TO GO TO LVOV.

I love poetry, and cities, and poetry about cities, and I’ve been enjoying Adam Zagajewski’s “Jechać do Lwowa” for a while now in an English translation by Renata Gorczynski, which starts:

To go to Lvov. Which station
for Lvov, if not in a dream, at dawn, when dew
gleams on a suitcase, when express
trains and bullet trains are being born. To leave
in haste for Lvov, night or day, in September
or in March. But only if Lvov exists,
if it is to be found within the frontiers and not just
in my new passport, if lances of trees
—of poplar and ash—still breathe aloud
like Indians, and if streams mumble
their dark Esperanto, and grass snakes like soft signs
in the Russian language disappear
into thickets. …

The Polish original is here, along with an en face translation into Russian (“Поехать во Львов”), and here’s a different Russian translation by Aleksandr Medyanik (“Ехать во Львов”)—if you know Russian, comparing the two is a very interesting exercise. (The first has “С какого вокзала ехать” [from which station to leave] for “Z którego dworca jechać,” the second “С какого перрона ехать [from which platform to leave]”—I have no idea which is more accurate.) I almost certainly originally found the poem, in one version or another, at Poemas del río Wang, for which the anciently multicultural city of Lwów/Lemberg/Lemberik/Leopolis/L’vov/L’viv has always been a touchstone.

Comments

  1. David Marjanović says

    Has to be “station”. “Platform” is, unsurprisingly, peron.

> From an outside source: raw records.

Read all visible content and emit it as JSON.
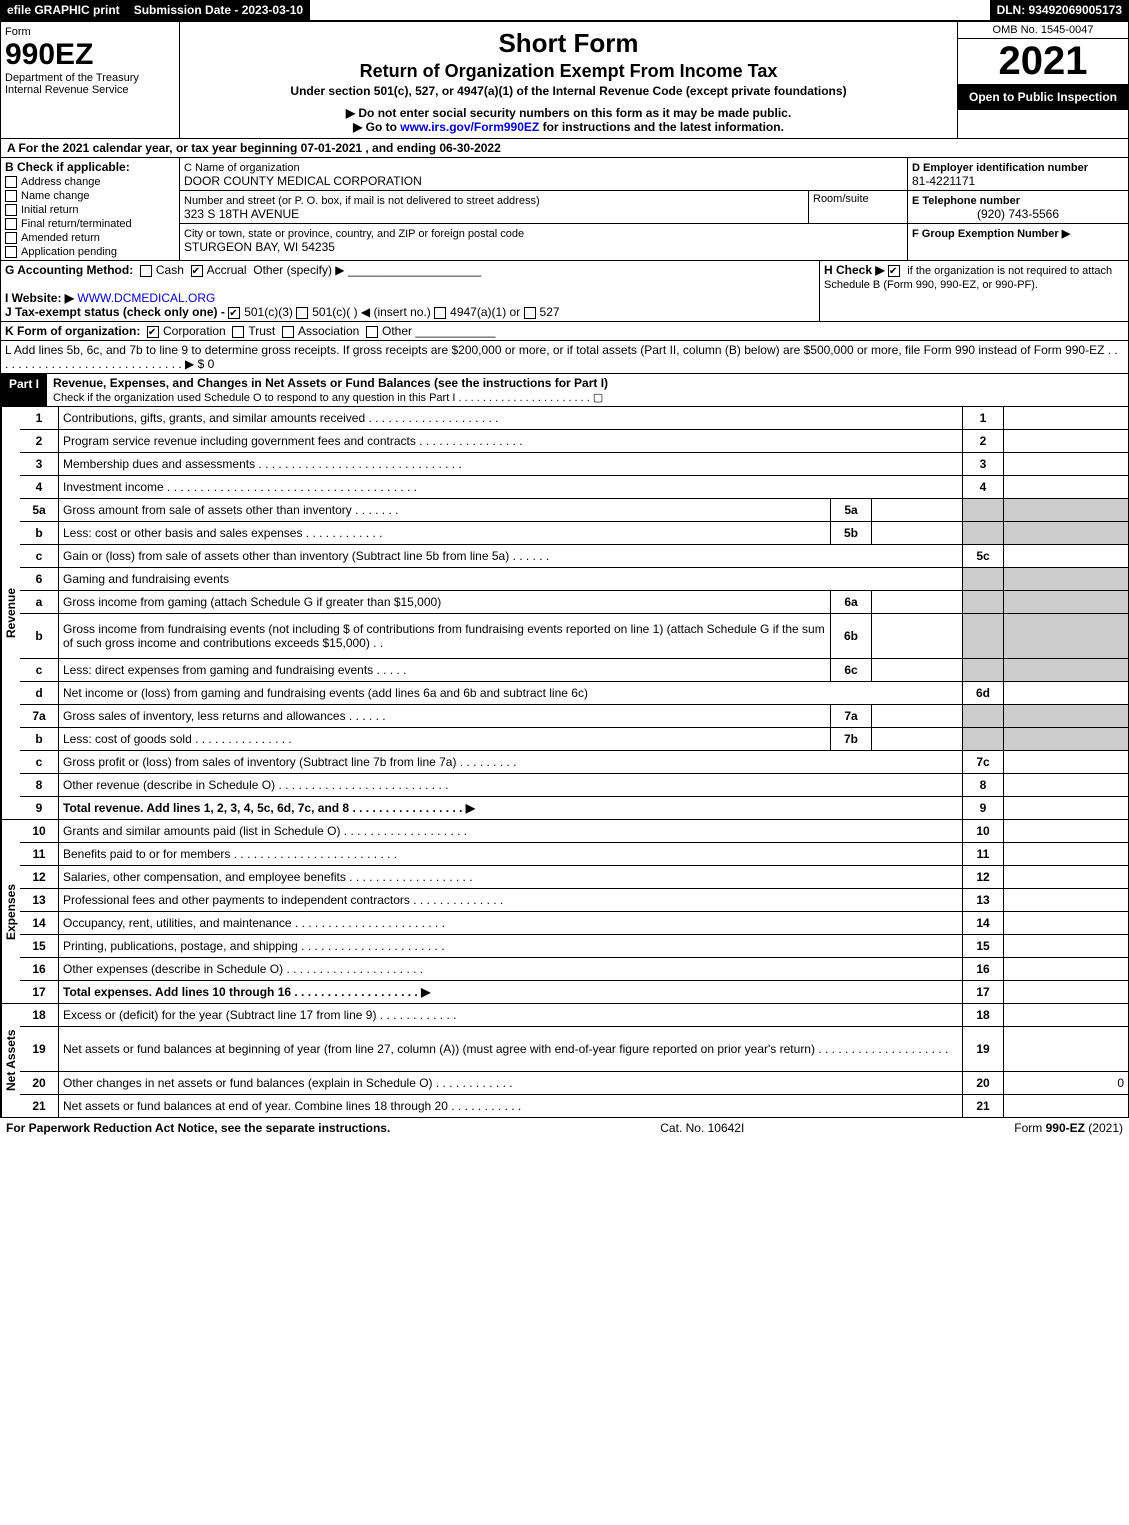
{
  "topbar": {
    "efile": "efile GRAPHIC print",
    "subdate": "Submission Date - 2023-03-10",
    "dln": "DLN: 93492069005173"
  },
  "header": {
    "form_label": "Form",
    "form_no": "990EZ",
    "dept": "Department of the Treasury\nInternal Revenue Service",
    "title1": "Short Form",
    "title2": "Return of Organization Exempt From Income Tax",
    "subtitle": "Under section 501(c), 527, or 4947(a)(1) of the Internal Revenue Code (except private foundations)",
    "note1": "▶ Do not enter social security numbers on this form as it may be made public.",
    "note2": "▶ Go to www.irs.gov/Form990EZ for instructions and the latest information.",
    "omb": "OMB No. 1545-0047",
    "year": "2021",
    "openpub": "Open to Public Inspection"
  },
  "A": "A  For the 2021 calendar year, or tax year beginning 07-01-2021 , and ending 06-30-2022",
  "B": {
    "label": "B  Check if applicable:",
    "opts": [
      "Address change",
      "Name change",
      "Initial return",
      "Final return/terminated",
      "Amended return",
      "Application pending"
    ]
  },
  "C": {
    "label": "C Name of organization",
    "name": "DOOR COUNTY MEDICAL CORPORATION",
    "street_label": "Number and street (or P. O. box, if mail is not delivered to street address)",
    "street": "323 S 18TH AVENUE",
    "room_label": "Room/suite",
    "city_label": "City or town, state or province, country, and ZIP or foreign postal code",
    "city": "STURGEON BAY, WI  54235"
  },
  "D": {
    "label": "D Employer identification number",
    "val": "81-4221171"
  },
  "E": {
    "label": "E Telephone number",
    "val": "(920) 743-5566"
  },
  "F": {
    "label": "F Group Exemption Number   ▶"
  },
  "G": {
    "label": "G Accounting Method:",
    "cash": "Cash",
    "accrual": "Accrual",
    "other": "Other (specify) ▶"
  },
  "H": {
    "label": "H   Check ▶",
    "txt": "if the organization is not required to attach Schedule B (Form 990, 990-EZ, or 990-PF)."
  },
  "I": {
    "label": "I Website: ▶",
    "val": "WWW.DCMEDICAL.ORG"
  },
  "J": {
    "label": "J Tax-exempt status (check only one) -",
    "o1": "501(c)(3)",
    "o2": "501(c)(  ) ◀ (insert no.)",
    "o3": "4947(a)(1) or",
    "o4": "527"
  },
  "K": {
    "label": "K Form of organization:",
    "opts": [
      "Corporation",
      "Trust",
      "Association",
      "Other"
    ]
  },
  "L": {
    "txt": "L Add lines 5b, 6c, and 7b to line 9 to determine gross receipts. If gross receipts are $200,000 or more, or if total assets (Part II, column (B) below) are $500,000 or more, file Form 990 instead of Form 990-EZ  .  .  .  .  .  .  .  .  .  .  .  .  .  .  .  .  .  .  .  .  .  .  .  .  .  .  .  .  . ▶ $ 0"
  },
  "part1": {
    "bar": "Part I",
    "title": "Revenue, Expenses, and Changes in Net Assets or Fund Balances (see the instructions for Part I)",
    "check": "Check if the organization used Schedule O to respond to any question in this Part I  .  .  .  .  .  .  .  .  .  .  .  .  .  .  .  .  .  .  .  .  .  .  ▢"
  },
  "sections": {
    "revenue_label": "Revenue",
    "expenses_label": "Expenses",
    "netassets_label": "Net Assets"
  },
  "lines": [
    {
      "n": "1",
      "t": "Contributions, gifts, grants, and similar amounts received  .  .  .  .  .  .  .  .  .  .  .  .  .  .  .  .  .  .  .  .",
      "r": "1",
      "v": ""
    },
    {
      "n": "2",
      "t": "Program service revenue including government fees and contracts  .  .  .  .  .  .  .  .  .  .  .  .  .  .  .  .",
      "r": "2",
      "v": ""
    },
    {
      "n": "3",
      "t": "Membership dues and assessments  .  .  .  .  .  .  .  .  .  .  .  .  .  .  .  .  .  .  .  .  .  .  .  .  .  .  .  .  .  .  .",
      "r": "3",
      "v": ""
    },
    {
      "n": "4",
      "t": "Investment income  .  .  .  .  .  .  .  .  .  .  .  .  .  .  .  .  .  .  .  .  .  .  .  .  .  .  .  .  .  .  .  .  .  .  .  .  .  .",
      "r": "4",
      "v": ""
    },
    {
      "n": "5a",
      "t": "Gross amount from sale of assets other than inventory  .  .  .  .  .  .  .",
      "sub": "5a",
      "shade": true
    },
    {
      "n": "b",
      "t": "Less: cost or other basis and sales expenses  .  .  .  .  .  .  .  .  .  .  .  .",
      "sub": "5b",
      "shade": true
    },
    {
      "n": "c",
      "t": "Gain or (loss) from sale of assets other than inventory (Subtract line 5b from line 5a)  .  .  .  .  .  .",
      "r": "5c",
      "v": ""
    },
    {
      "n": "6",
      "t": "Gaming and fundraising events",
      "noref": true
    },
    {
      "n": "a",
      "t": "Gross income from gaming (attach Schedule G if greater than $15,000)",
      "sub": "6a",
      "shade": true
    },
    {
      "n": "b",
      "t": "Gross income from fundraising events (not including $                          of contributions from fundraising events reported on line 1) (attach Schedule G if the sum of such gross income and contributions exceeds $15,000)   .  .",
      "sub": "6b",
      "shade": true,
      "tall": true
    },
    {
      "n": "c",
      "t": "Less: direct expenses from gaming and fundraising events  .  .  .  .  .",
      "sub": "6c",
      "shade": true
    },
    {
      "n": "d",
      "t": "Net income or (loss) from gaming and fundraising events (add lines 6a and 6b and subtract line 6c)",
      "r": "6d",
      "v": ""
    },
    {
      "n": "7a",
      "t": "Gross sales of inventory, less returns and allowances  .  .  .  .  .  .",
      "sub": "7a",
      "shade": true
    },
    {
      "n": "b",
      "t": "Less: cost of goods sold        .  .  .  .  .  .  .  .  .  .  .  .  .  .  .",
      "sub": "7b",
      "shade": true
    },
    {
      "n": "c",
      "t": "Gross profit or (loss) from sales of inventory (Subtract line 7b from line 7a)  .  .  .  .  .  .  .  .  .",
      "r": "7c",
      "v": ""
    },
    {
      "n": "8",
      "t": "Other revenue (describe in Schedule O)  .  .  .  .  .  .  .  .  .  .  .  .  .  .  .  .  .  .  .  .  .  .  .  .  .  .",
      "r": "8",
      "v": ""
    },
    {
      "n": "9",
      "t": "Total revenue. Add lines 1, 2, 3, 4, 5c, 6d, 7c, and 8   .  .  .  .  .  .  .  .  .  .  .  .  .  .  .  .  .  ▶",
      "r": "9",
      "v": "",
      "bold": true
    }
  ],
  "exp_lines": [
    {
      "n": "10",
      "t": "Grants and similar amounts paid (list in Schedule O)  .  .  .  .  .  .  .  .  .  .  .  .  .  .  .  .  .  .  .",
      "r": "10"
    },
    {
      "n": "11",
      "t": "Benefits paid to or for members        .  .  .  .  .  .  .  .  .  .  .  .  .  .  .  .  .  .  .  .  .  .  .  .  .",
      "r": "11"
    },
    {
      "n": "12",
      "t": "Salaries, other compensation, and employee benefits  .  .  .  .  .  .  .  .  .  .  .  .  .  .  .  .  .  .  .",
      "r": "12"
    },
    {
      "n": "13",
      "t": "Professional fees and other payments to independent contractors  .  .  .  .  .  .  .  .  .  .  .  .  .  .",
      "r": "13"
    },
    {
      "n": "14",
      "t": "Occupancy, rent, utilities, and maintenance .  .  .  .  .  .  .  .  .  .  .  .  .  .  .  .  .  .  .  .  .  .  .",
      "r": "14"
    },
    {
      "n": "15",
      "t": "Printing, publications, postage, and shipping .  .  .  .  .  .  .  .  .  .  .  .  .  .  .  .  .  .  .  .  .  .",
      "r": "15"
    },
    {
      "n": "16",
      "t": "Other expenses (describe in Schedule O)      .  .  .  .  .  .  .  .  .  .  .  .  .  .  .  .  .  .  .  .  .",
      "r": "16"
    },
    {
      "n": "17",
      "t": "Total expenses. Add lines 10 through 16       .  .  .  .  .  .  .  .  .  .  .  .  .  .  .  .  .  .  .  ▶",
      "r": "17",
      "bold": true
    }
  ],
  "na_lines": [
    {
      "n": "18",
      "t": "Excess or (deficit) for the year (Subtract line 17 from line 9)        .  .  .  .  .  .  .  .  .  .  .  .",
      "r": "18"
    },
    {
      "n": "19",
      "t": "Net assets or fund balances at beginning of year (from line 27, column (A)) (must agree with end-of-year figure reported on prior year's return) .  .  .  .  .  .  .  .  .  .  .  .  .  .  .  .  .  .  .  .",
      "r": "19",
      "tall": true
    },
    {
      "n": "20",
      "t": "Other changes in net assets or fund balances (explain in Schedule O)  .  .  .  .  .  .  .  .  .  .  .  .",
      "r": "20",
      "v": "0"
    },
    {
      "n": "21",
      "t": "Net assets or fund balances at end of year. Combine lines 18 through 20 .  .  .  .  .  .  .  .  .  .  .",
      "r": "21"
    }
  ],
  "footer": {
    "left": "For Paperwork Reduction Act Notice, see the separate instructions.",
    "mid": "Cat. No. 10642I",
    "right": "Form 990-EZ (2021)"
  }
}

  2. Yes, that’s the translation posted at rio Wang last September

  3. I love those snakes.
    And as a writer (and I also love city-based poems), I’d suggest that people take a second look at Frank O’Hara. He just knocks me out.

  4. Oh, that’s a wonderful poem. Thanks Hat. It would make a strange and beautiful bossa nova!

  5. If you like poetry about cities, i recommend Jorge Luis Borges one.
    http://www.poesi.as/jlb0572.htm

  6. Thank you, Language, for quoting it, and thank you, Dmitry, for pointing to my post with the full Gorczynski translation. Yes, Lwów/L’viv/etc is like this, a city of many layers and memories, many beauties and secrets. After several years of going there and living there again and again, I am just working on a small guide of the city, presenting at least some of those beauties, memories and secrets. If you are interested in it, sign up at my e-mail at río Wang, and I will send you a free e-book version once I will have finished it.
    For hispanohablantes, I call your attention to the beautiful Spanish translation of the poem by the renowned Polish-Spanish translator Elżbieta Bortkiewicz, published in the Spanish version of río Wang: http://riowang.blogspot.de/2012/09/viajar-lwow.html

  7. I’ve never been a city-dweller myself, but the idea of a city, of belonging to a city, has a lot of power for me. I have occasionally dreamed up cities in my sleep. One thing I love about the first Dire Straits album is how full it is of someone’s experience(s) of London.